Identification and expansion of the tumorigenic lung cancer stem cell ...
Identification and expansion of the tumorigenic lung cancer stem cell population
Lung cancer contains a rare population of CD133+ cancer stem-like cells able to self-renew and generates an unlimited progeny of non-tumorigenic cells. The current technology allows the establishment of long-term lung cancer stem cell cultures from about one-third of the tumors.
1. Tumor samples were obtained.
2. Surgical specimens were washed several times and left overnight in culture system.
DMEM–F12 medium supplemented high doses of penicillin/streptomycin amphotericin B
3. Tissue dissociation was carried out by enzymatic digestion (20 μg/ml collagenase II) for 2 h at 37°C.
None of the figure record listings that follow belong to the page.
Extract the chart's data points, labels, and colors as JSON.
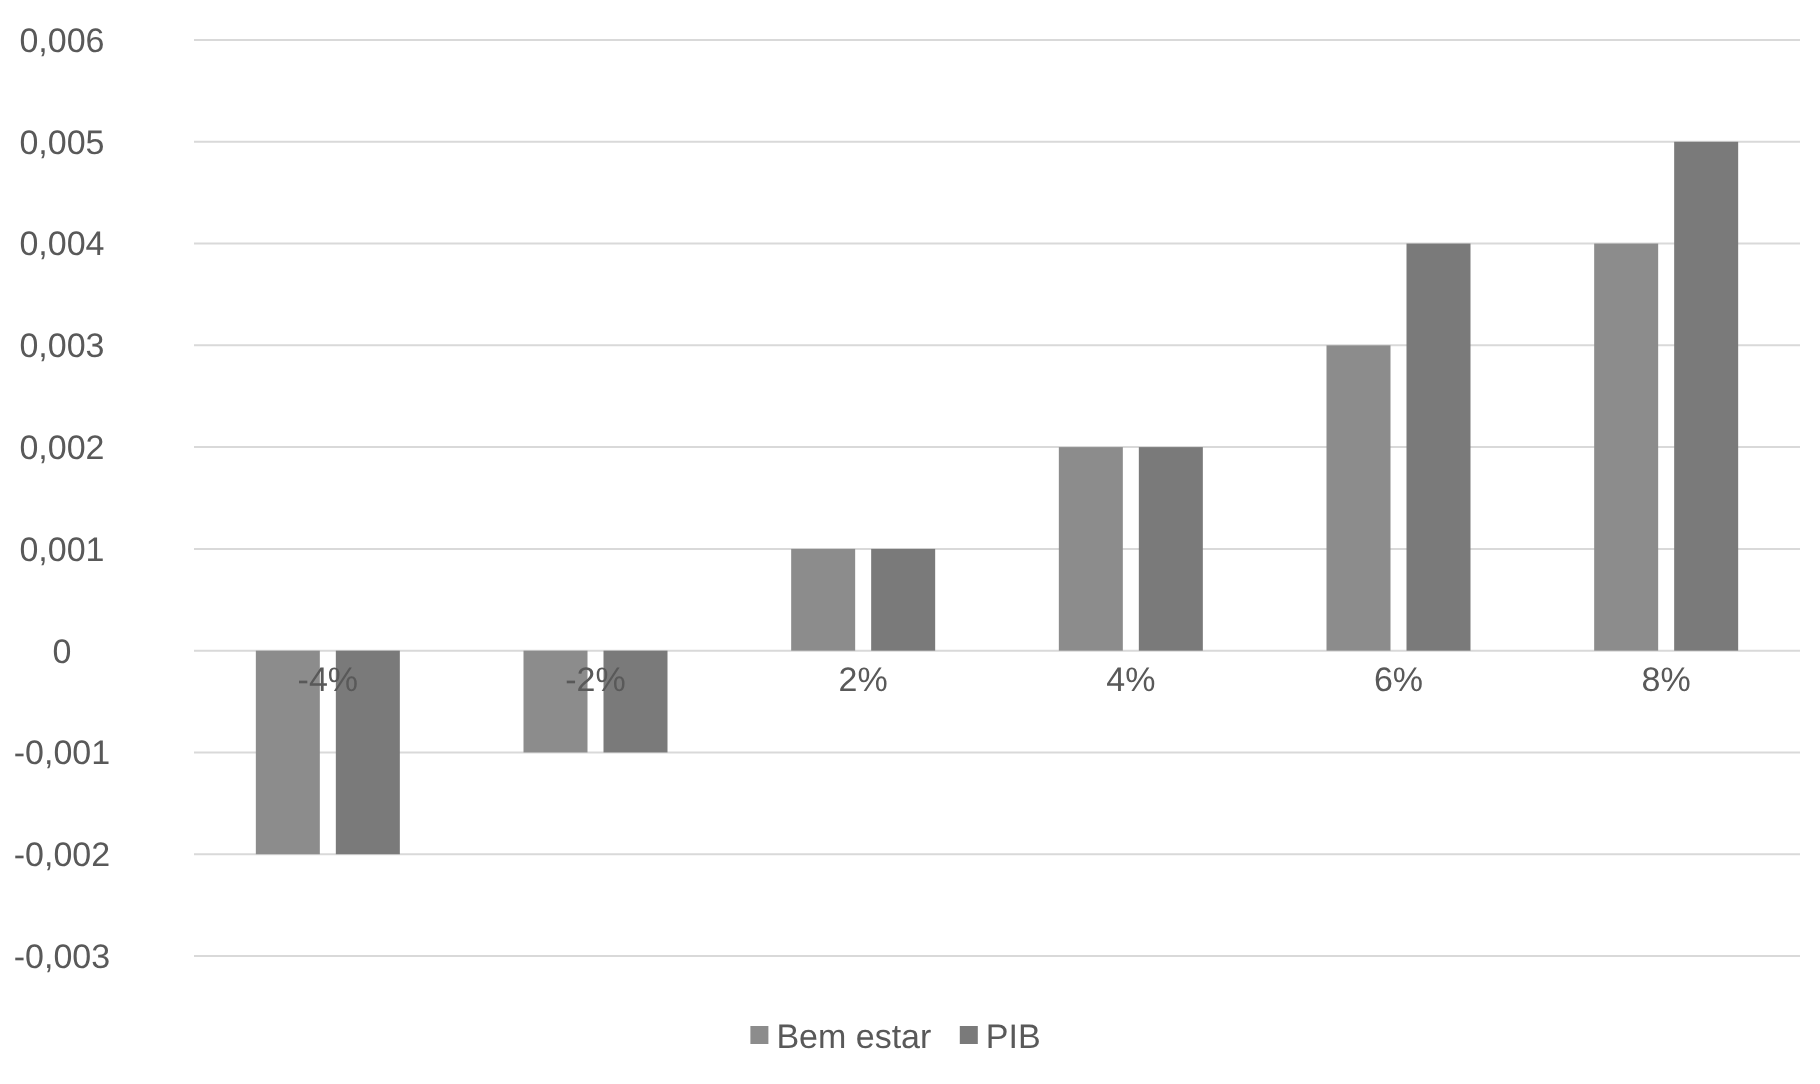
{
  "chart_data": {
    "type": "bar",
    "categories": [
      "-4%",
      "-2%",
      "2%",
      "4%",
      "6%",
      "8%"
    ],
    "series": [
      {
        "name": "Bem estar",
        "color": "#8c8c8c",
        "values": [
          -0.002,
          -0.001,
          0.001,
          0.002,
          0.003,
          0.004
        ]
      },
      {
        "name": "PIB",
        "color": "#7a7a7a",
        "values": [
          -0.002,
          -0.001,
          0.001,
          0.002,
          0.004,
          0.005
        ]
      }
    ],
    "ylim": [
      -0.003,
      0.006
    ],
    "yticks": [
      {
        "value": -0.003,
        "label": "-0,003"
      },
      {
        "value": -0.002,
        "label": "-0,002"
      },
      {
        "value": -0.001,
        "label": "-0,001"
      },
      {
        "value": 0,
        "label": "0"
      },
      {
        "value": 0.001,
        "label": "0,001"
      },
      {
        "value": 0.002,
        "label": "0,002"
      },
      {
        "value": 0.003,
        "label": "0,003"
      },
      {
        "value": 0.004,
        "label": "0,004"
      },
      {
        "value": 0.005,
        "label": "0,005"
      },
      {
        "value": 0.006,
        "label": "0,006"
      }
    ],
    "grid": "y",
    "legend": "bottom"
  }
}
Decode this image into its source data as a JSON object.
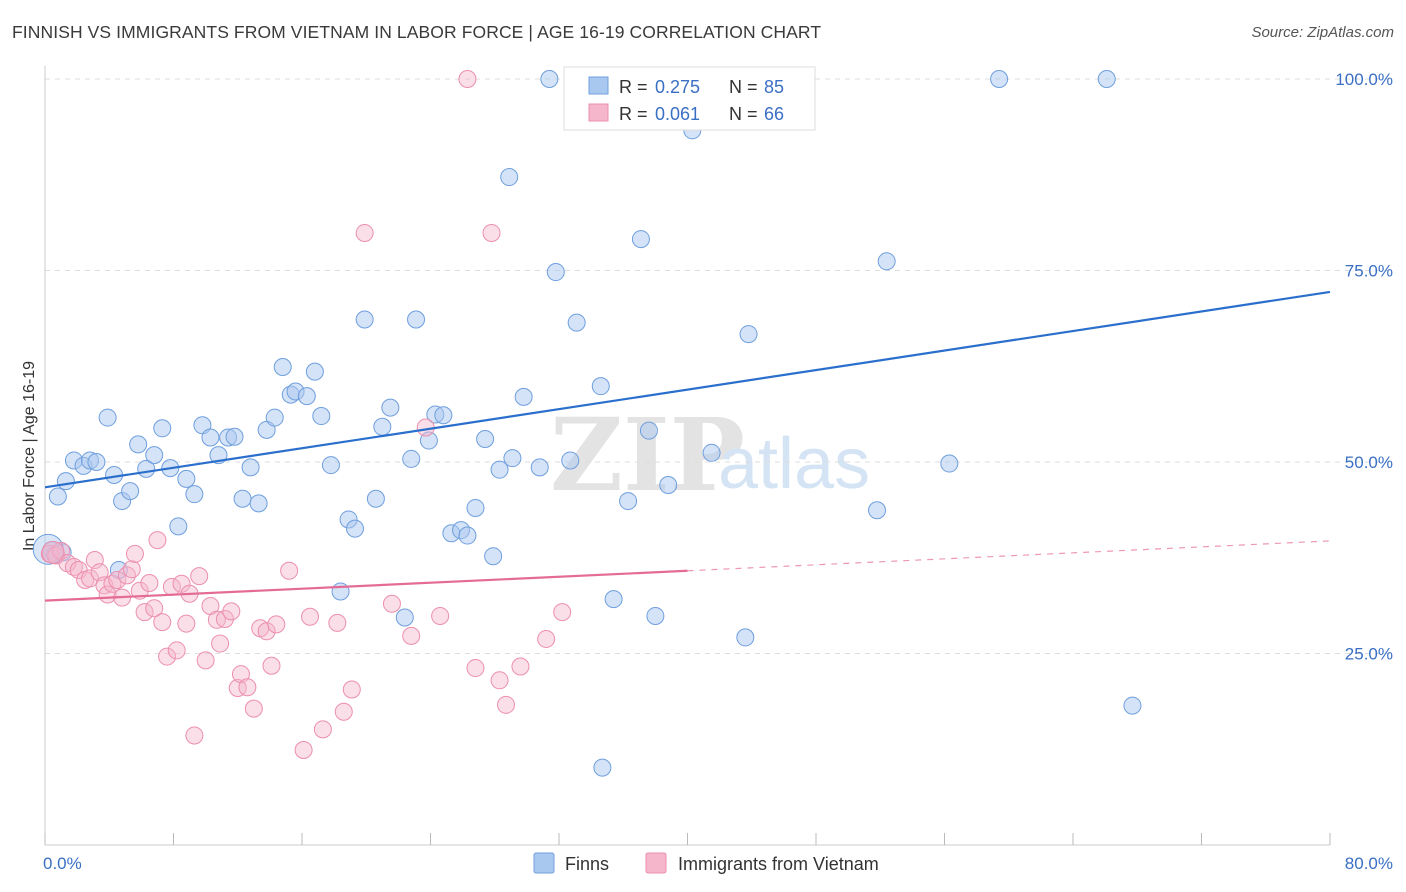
{
  "title": "FINNISH VS IMMIGRANTS FROM VIETNAM IN LABOR FORCE | AGE 16-19 CORRELATION CHART",
  "source": "Source: ZipAtlas.com",
  "watermark": {
    "zip": "ZIP",
    "atlas": "atlas"
  },
  "legend_box": {
    "finns": {
      "r_label": "R = ",
      "r_value": "0.275",
      "n_label": "N = ",
      "n_value": "85"
    },
    "vietnam": {
      "r_label": "R = ",
      "r_value": "0.061",
      "n_label": "N = ",
      "n_value": "66"
    }
  },
  "bottom_legend": {
    "finns": "Finns",
    "vietnam": "Immigrants from Vietnam"
  },
  "colors": {
    "finns_fill": "#a9c8ef",
    "finns_stroke": "#6f9fde",
    "finns_line": "#2a6fcc",
    "vietnam_fill": "#f5b6cb",
    "vietnam_stroke": "#ec8fae",
    "vietnam_line": "#e46b96",
    "axis_text": "#3a6fc4",
    "grid": "#dddddd"
  },
  "chart_data": {
    "type": "scatter",
    "title": "FINNISH VS IMMIGRANTS FROM VIETNAM IN LABOR FORCE | AGE 16-19 CORRELATION CHART",
    "xlabel": "",
    "ylabel": "In Labor Force | Age 16-19",
    "xlim": [
      0,
      80
    ],
    "ylim": [
      0,
      105
    ],
    "x_tick_labels": [
      "0.0%",
      "80.0%"
    ],
    "y_ticks": [
      25,
      50,
      75,
      100
    ],
    "y_tick_labels": [
      "25.0%",
      "50.0%",
      "75.0%",
      "100.0%"
    ],
    "series": [
      {
        "name": "Finns",
        "r": 0.275,
        "n": 85,
        "trend": {
          "x0": 0,
          "y0": 46.7,
          "x1": 80,
          "y1": 72.2,
          "solid_to": 80
        },
        "points": [
          [
            0.4,
            38.5
          ],
          [
            0.8,
            45.5
          ],
          [
            1.3,
            47.5
          ],
          [
            1.8,
            50.2
          ],
          [
            2.4,
            49.5
          ],
          [
            2.8,
            50.2
          ],
          [
            3.2,
            50.0
          ],
          [
            3.9,
            55.8
          ],
          [
            4.3,
            48.3
          ],
          [
            4.8,
            44.9
          ],
          [
            5.3,
            46.2
          ],
          [
            5.8,
            52.3
          ],
          [
            6.3,
            49.1
          ],
          [
            6.8,
            50.9
          ],
          [
            7.3,
            54.4
          ],
          [
            7.8,
            49.2
          ],
          [
            8.3,
            41.6
          ],
          [
            8.8,
            47.8
          ],
          [
            9.3,
            45.8
          ],
          [
            9.8,
            54.8
          ],
          [
            10.3,
            53.2
          ],
          [
            10.8,
            50.9
          ],
          [
            11.4,
            53.2
          ],
          [
            11.8,
            53.3
          ],
          [
            12.3,
            45.2
          ],
          [
            12.8,
            49.3
          ],
          [
            13.3,
            44.6
          ],
          [
            13.8,
            54.2
          ],
          [
            14.3,
            55.8
          ],
          [
            14.8,
            62.4
          ],
          [
            15.3,
            58.8
          ],
          [
            15.6,
            59.2
          ],
          [
            16.3,
            58.6
          ],
          [
            16.8,
            61.8
          ],
          [
            17.2,
            56.0
          ],
          [
            17.8,
            49.6
          ],
          [
            18.4,
            33.1
          ],
          [
            18.9,
            42.5
          ],
          [
            19.3,
            41.3
          ],
          [
            19.9,
            68.6
          ],
          [
            20.6,
            45.2
          ],
          [
            21.0,
            54.6
          ],
          [
            21.5,
            57.1
          ],
          [
            22.4,
            29.7
          ],
          [
            22.8,
            50.4
          ],
          [
            23.1,
            68.6
          ],
          [
            23.9,
            52.8
          ],
          [
            24.3,
            56.2
          ],
          [
            24.8,
            56.1
          ],
          [
            25.3,
            40.7
          ],
          [
            25.9,
            41.1
          ],
          [
            26.3,
            40.4
          ],
          [
            26.8,
            44.0
          ],
          [
            27.4,
            53.0
          ],
          [
            27.9,
            37.7
          ],
          [
            28.3,
            49.0
          ],
          [
            28.9,
            87.2
          ],
          [
            29.1,
            50.5
          ],
          [
            29.8,
            58.5
          ],
          [
            30.8,
            49.3
          ],
          [
            31.4,
            100.0
          ],
          [
            31.8,
            74.8
          ],
          [
            32.7,
            50.2
          ],
          [
            33.1,
            68.2
          ],
          [
            34.6,
            59.9
          ],
          [
            34.7,
            10.1
          ],
          [
            35.4,
            32.1
          ],
          [
            36.3,
            44.9
          ],
          [
            37.1,
            79.1
          ],
          [
            37.6,
            54.1
          ],
          [
            38.0,
            29.9
          ],
          [
            38.8,
            47.0
          ],
          [
            40.3,
            93.3
          ],
          [
            41.5,
            51.2
          ],
          [
            43.6,
            27.1
          ],
          [
            43.8,
            66.7
          ],
          [
            51.8,
            43.7
          ],
          [
            52.4,
            76.2
          ],
          [
            56.3,
            49.8
          ],
          [
            59.4,
            100.0
          ],
          [
            66.1,
            100.0
          ],
          [
            67.7,
            18.2
          ],
          [
            1.1,
            38.2
          ],
          [
            0.6,
            37.9
          ],
          [
            4.6,
            35.9
          ]
        ]
      },
      {
        "name": "Immigrants from Vietnam",
        "r": 0.061,
        "n": 66,
        "trend": {
          "x0": 0,
          "y0": 31.9,
          "x1": 80,
          "y1": 39.7,
          "solid_to": 40
        },
        "points": [
          [
            0.3,
            38.0
          ],
          [
            0.7,
            37.8
          ],
          [
            1.0,
            38.4
          ],
          [
            1.4,
            36.8
          ],
          [
            1.8,
            36.3
          ],
          [
            2.1,
            35.9
          ],
          [
            2.5,
            34.6
          ],
          [
            2.8,
            34.8
          ],
          [
            3.1,
            37.2
          ],
          [
            3.4,
            35.6
          ],
          [
            3.7,
            33.9
          ],
          [
            3.9,
            32.7
          ],
          [
            4.2,
            34.1
          ],
          [
            4.5,
            34.6
          ],
          [
            4.8,
            32.3
          ],
          [
            5.1,
            35.2
          ],
          [
            5.4,
            36.0
          ],
          [
            5.6,
            38.0
          ],
          [
            5.9,
            33.2
          ],
          [
            6.2,
            30.4
          ],
          [
            6.5,
            34.2
          ],
          [
            6.8,
            30.9
          ],
          [
            7.0,
            39.8
          ],
          [
            7.3,
            29.1
          ],
          [
            7.6,
            24.6
          ],
          [
            7.9,
            33.7
          ],
          [
            8.2,
            25.4
          ],
          [
            8.5,
            34.1
          ],
          [
            8.8,
            28.9
          ],
          [
            9.0,
            32.8
          ],
          [
            9.3,
            14.3
          ],
          [
            9.6,
            35.1
          ],
          [
            10.0,
            24.1
          ],
          [
            10.3,
            31.2
          ],
          [
            10.7,
            29.4
          ],
          [
            10.9,
            26.3
          ],
          [
            11.2,
            29.5
          ],
          [
            11.6,
            30.5
          ],
          [
            12.0,
            20.5
          ],
          [
            12.2,
            22.3
          ],
          [
            12.6,
            20.6
          ],
          [
            13.0,
            17.8
          ],
          [
            13.4,
            28.3
          ],
          [
            13.8,
            27.9
          ],
          [
            14.1,
            23.4
          ],
          [
            14.4,
            28.8
          ],
          [
            15.2,
            35.8
          ],
          [
            16.1,
            12.4
          ],
          [
            16.5,
            29.8
          ],
          [
            17.3,
            15.1
          ],
          [
            18.2,
            29.0
          ],
          [
            18.6,
            17.4
          ],
          [
            19.1,
            20.3
          ],
          [
            19.9,
            79.9
          ],
          [
            21.6,
            31.5
          ],
          [
            22.8,
            27.3
          ],
          [
            23.7,
            54.5
          ],
          [
            24.6,
            29.9
          ],
          [
            26.3,
            100.0
          ],
          [
            26.8,
            23.1
          ],
          [
            27.8,
            79.9
          ],
          [
            28.3,
            21.5
          ],
          [
            28.7,
            18.3
          ],
          [
            29.6,
            23.3
          ],
          [
            31.2,
            26.9
          ],
          [
            32.2,
            30.4
          ]
        ]
      }
    ]
  }
}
4. Recovered cells were cultured at clonal density in serum-free medium.
50 μg/ml insulin
100 μg/ml apo-transferrin
10 μg/ml putrescine
0.03 mM sodium selenite
2 μM progesterone
0.6% glucose
5 mM HEPES
0.1% sodium bicarbonate
0.4% BSA
glutamine and antibiotics
20 μg/ml EGF
10 μg/ml bFGF.
5. Flasks non-treated for tissue culture were used to reduce cell adherence and support growth as undifferentiated tumor spheres.
6. The medium was replaced or supplemented with fresh growth factors twice a week until cells started to grow forming floating aggregates.
7. Cultures were expanded by mechanical dissociation of spheres, followed by re-plating of both single cells and residual small aggregates in complete fresh medium.
8. Stem cell medium was replaced with Bronchial Epithelial Cell Growth Medium in tissue culture-treated flasks.
9. Identification: Antibodies used were PE-conjugated anti-CD133/1, PE-conjugated anti-CD133/2 or APC-conjugated anti-CD133/1, anti-CD56/N-CAM, FITC-conjugated anti-epithelial membrane antigen, anti-human CKs, anti-CEA, FITC-conjugated anti-CD34 and anti-CD45, anti-CD31.
10. Single-cell suspensions from lung cancer specimens were prepared.
11. After thawing, cells were double stained with PE-conjugated anti-CD133/1 antibody and FITC-conjugated anti-Ep-CAM antibody.
12. Purity of the CD133+ and CD133− cell populations was evaluated.